Thread: The D Word
View Single Post
Old 11-11-2008, 03:16 PM
  # 1 (permalink)  
GrumpyMel
Member
 
Join Date: Feb 2008
Posts: 5
The D Word

It's been a long time since I posted here. I now wish that I had resolved to do then what I have resolved to do now.

I think I'm absolutely insane given the number of chances I've given her and the times I've thought about doing this....or even started but then backed off. Somehow I couldn't just bring myself to it.

I hope this time I'll have the strength to carry through.

My AW and I have been married for 7 years. We have a 6 year old son with mild autism. When I met my wife, she had 7 years of sobriety and seemed very strong in her sobriety.... she could have alcohol in the house, be around people who were drinking... didn't phase her in the least.

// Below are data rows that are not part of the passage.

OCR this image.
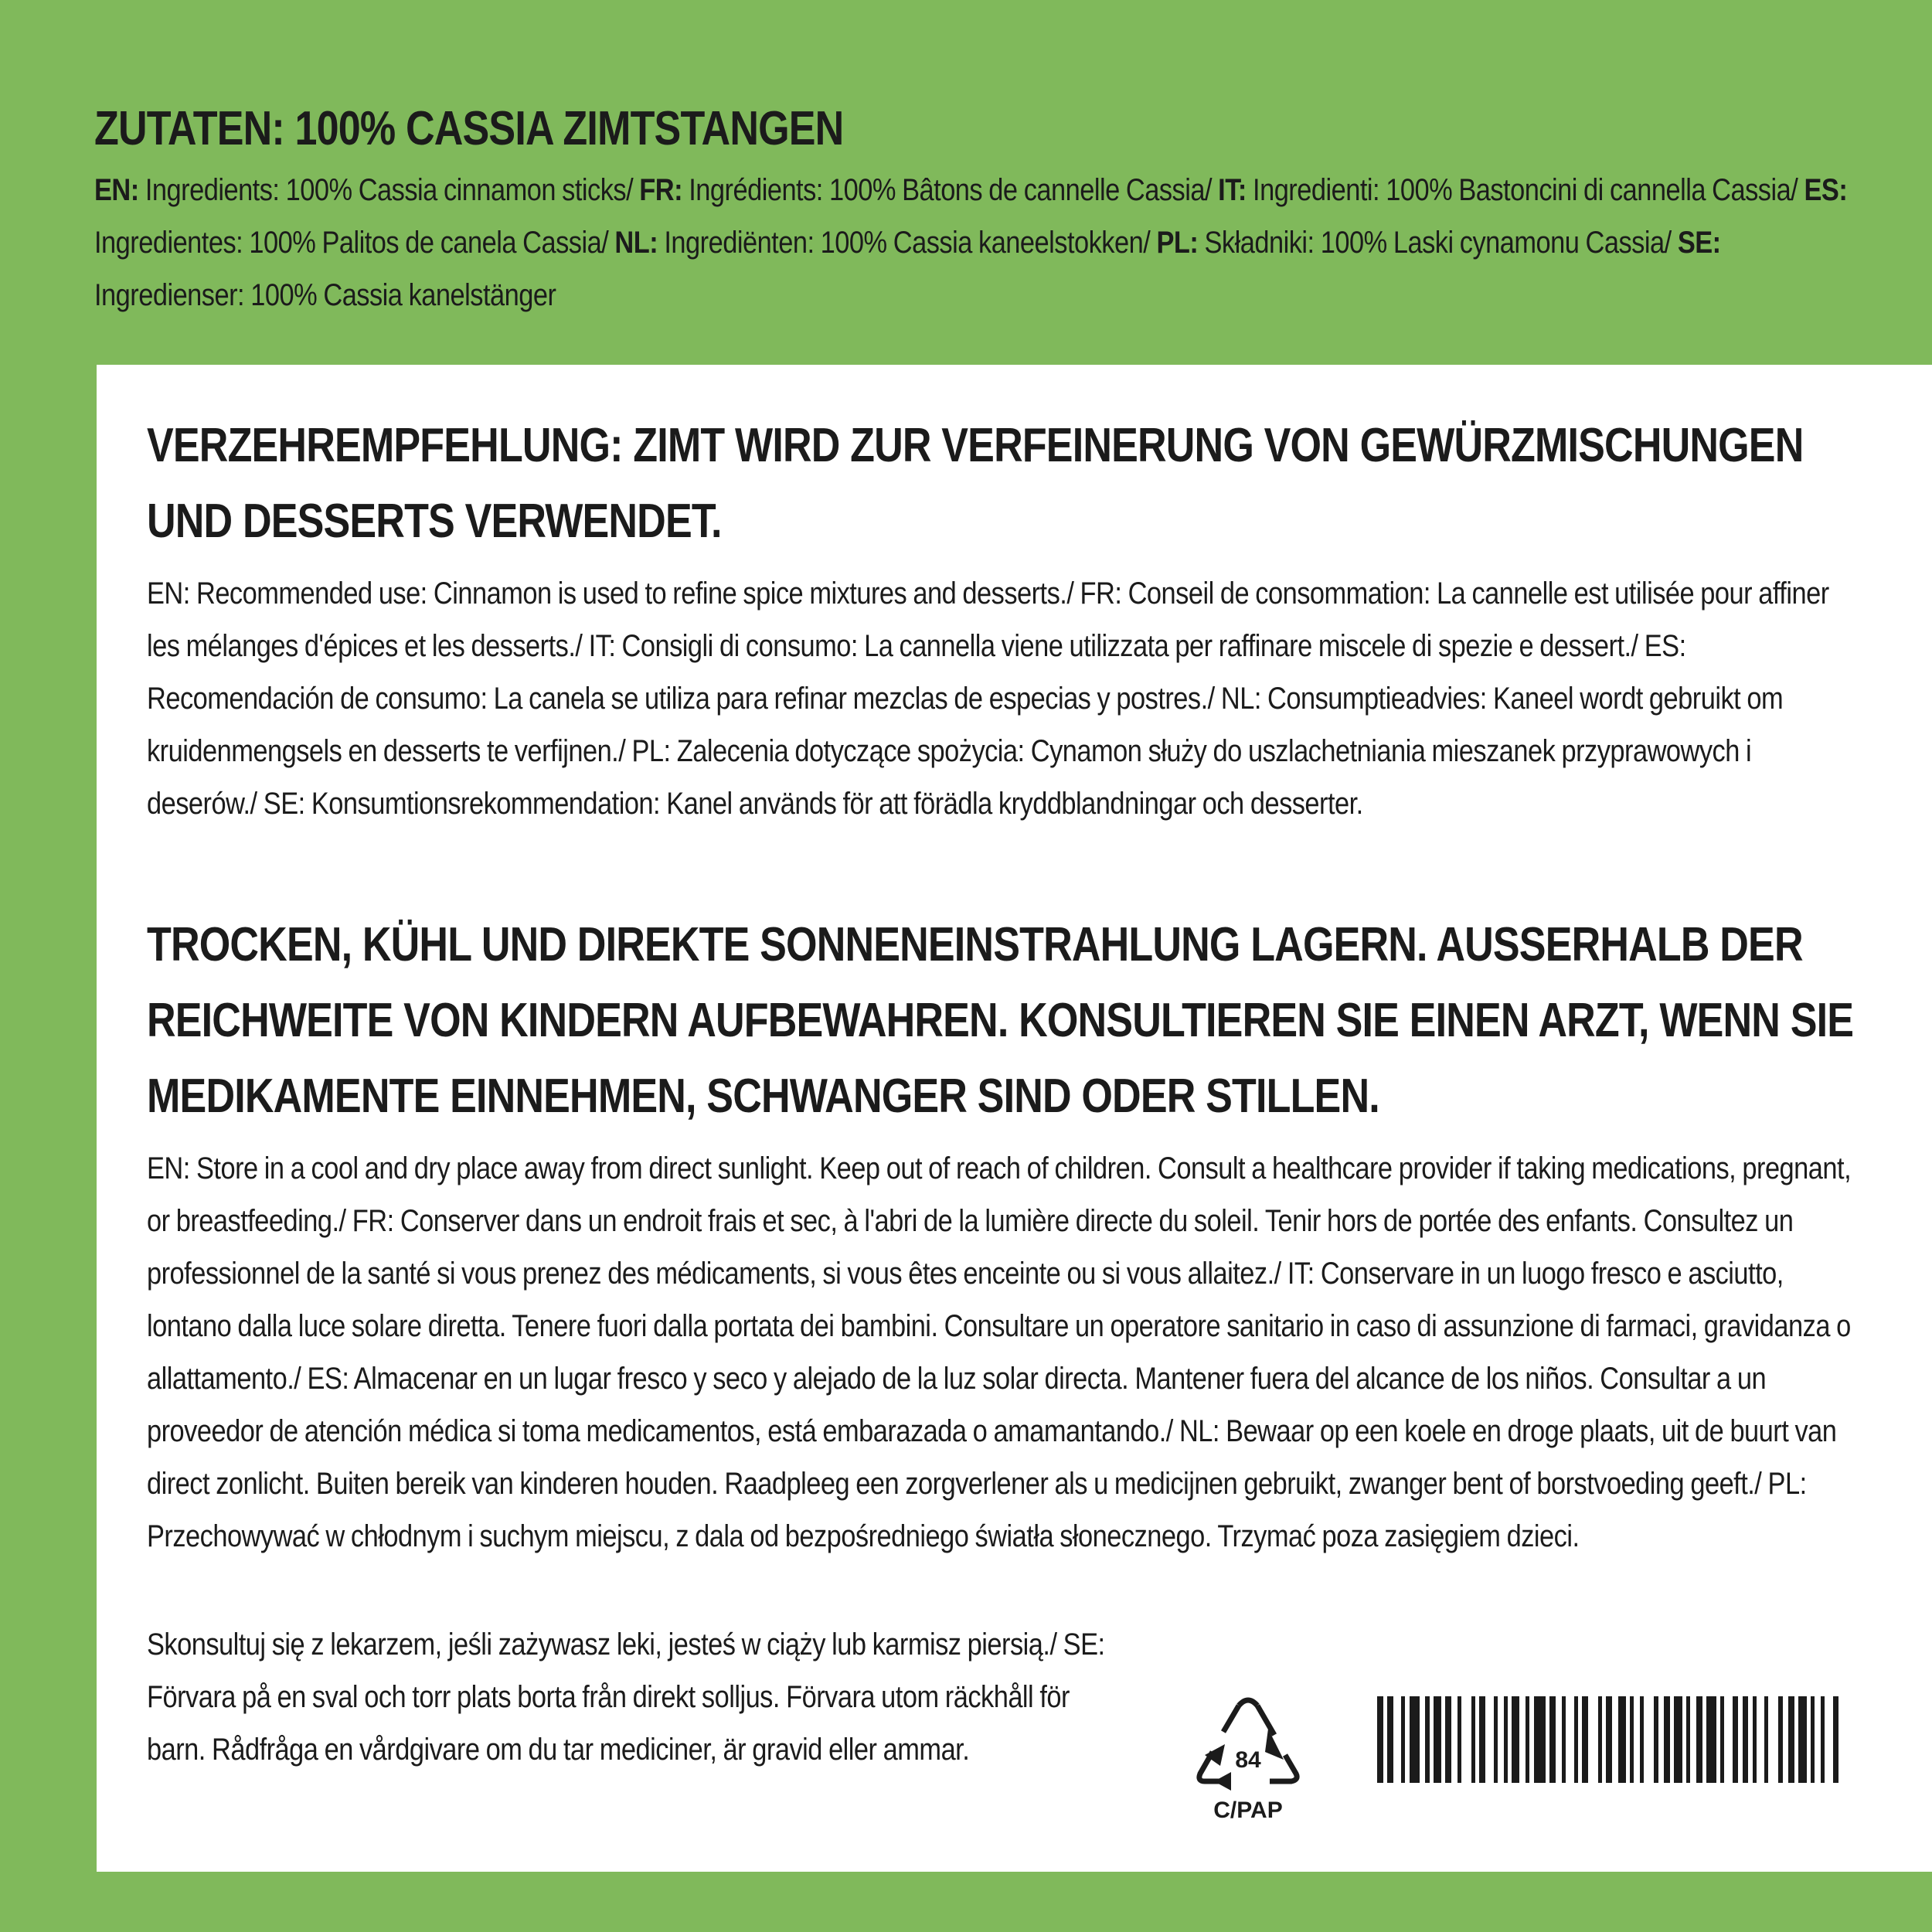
ZUTATEN: 100% CASSIA ZIMTSTANGEN
EN: Ingredients: 100% Cassia cinnamon sticks/ FR: Ingrédients: 100% Bâtons de cannelle Cassia/ IT: Ingredienti: 100% Bastoncini di cannella Cassia/ ES: Ingredientes: 100% Palitos de canela Cassia/ NL: Ingrediënten: 100% Cassia kaneelstokken/ PL: Składniki: 100% Laski cynamonu Cassia/ SE: Ingredienser: 100% Cassia kanelstänger
VERZEHREMPFEHLUNG: ZIMT WIRD ZUR VERFEINERUNG VON GEWÜRZMISCHUNGEN UND DESSERTS VERWENDET.
EN: Recommended use: Cinnamon is used to refine spice mixtures and desserts./ FR: Conseil de consommation: La cannelle est utilisée pour affiner les mélanges d'épices et les desserts./ IT: Consigli di consumo: La cannella viene utilizzata per raffinare miscele di spezie e dessert./ ES: Recomendación de consumo: La canela se utiliza para refinar mezclas de especias y postres./ NL: Consumptieadvies: Kaneel wordt gebruikt om kruidenmengsels en desserts te verfijnen./ PL: Zalecenia dotyczące spożycia: Cynamon służy do uszlachetniania mieszanek przyprawowych i deserów./ SE: Konsumtionsrekommendation: Kanel används för att förädla kryddblandningar och desserter.
TROCKEN, KÜHL UND DIREKTE SONNENEINSTRAHLUNG LAGERN. AUSSERHALB DER REICHWEITE VON KINDERN AUFBEWAHREN. KONSULTIEREN SIE EINEN ARZT, WENN SIE MEDIKAMENTE EINNEHMEN, SCHWANGER SIND ODER STILLEN.
EN: Store in a cool and dry place away from direct sunlight. Keep out of reach of children. Consult a healthcare provider if taking medications, pregnant, or breastfeeding./ FR: Conserver dans un endroit frais et sec, à l'abri de la lumière directe du soleil. Tenir hors de portée des enfants. Consultez un professionnel de la santé si vous prenez des médicaments, si vous êtes enceinte ou si vous allaitez./ IT: Conservare in un luogo fresco e asciutto, lontano dalla luce solare diretta. Tenere fuori dalla portata dei bambini. Consultare un operatore sanitario in caso di assunzione di farmaci, gravidanza o allattamento./ ES: Almacenar en un lugar fresco y seco y alejado de la luz solar directa. Mantener fuera del alcance de los niños. Consultar a un proveedor de atención médica si toma medicamentos, está embarazada o amamantando./ NL: Bewaar op een koele en droge plaats, uit de buurt van direct zonlicht. Buiten bereik van kinderen houden. Raadpleeg een zorgverlener als u medicijnen gebruikt, zwanger bent of borstvoeding geeft./ PL: Przechowywać w chłodnym i suchym miejscu, z dala od bezpośredniego światła słonecznego. Trzymać poza zasięgiem dzieci.
Skonsultuj się z lekarzem, jeśli zażywasz leki, jesteś w ciąży lub karmisz piersią./ SE: Förvara på en sval och torr plats borta från direkt solljus. Förvara utom räckhåll för barn. Rådfråga en vårdgivare om du tar mediciner, är gravid eller ammar.	84
C/PAP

That all changed 5 years ago when she started drinking. It's been a nightmare roller-coaster ride ever since then. My life savings are nearly exhausted..... my sanity is frayed and I won't even talk about my emotions.
Thank god my son has been spared alot of this.....as he doesn't fully understand whats going on with his mom... just that she acts crazy sometimes.

I tried putting her through rehab.... it failed miserably.

I tried Mediation with her..... it was a colossal waste.

I'm finally ready for divorce...I'm speaking to the lawyer on Thursday.

I'm scared as heck about the next few months of my life.....and about being a single parent of an autistic child.

I thought about staying....whether it would be easier to raise our son...even if she were still drinking..... but I know that's just a pipe-dream on my part. The simple fact of the matter is that the times she has been away (rehab, mental health evaluation).... life was MUCH easier in many ways....although it certainly was scary.

Some-one please tell me there is a light somewhere at the end of this tunnel!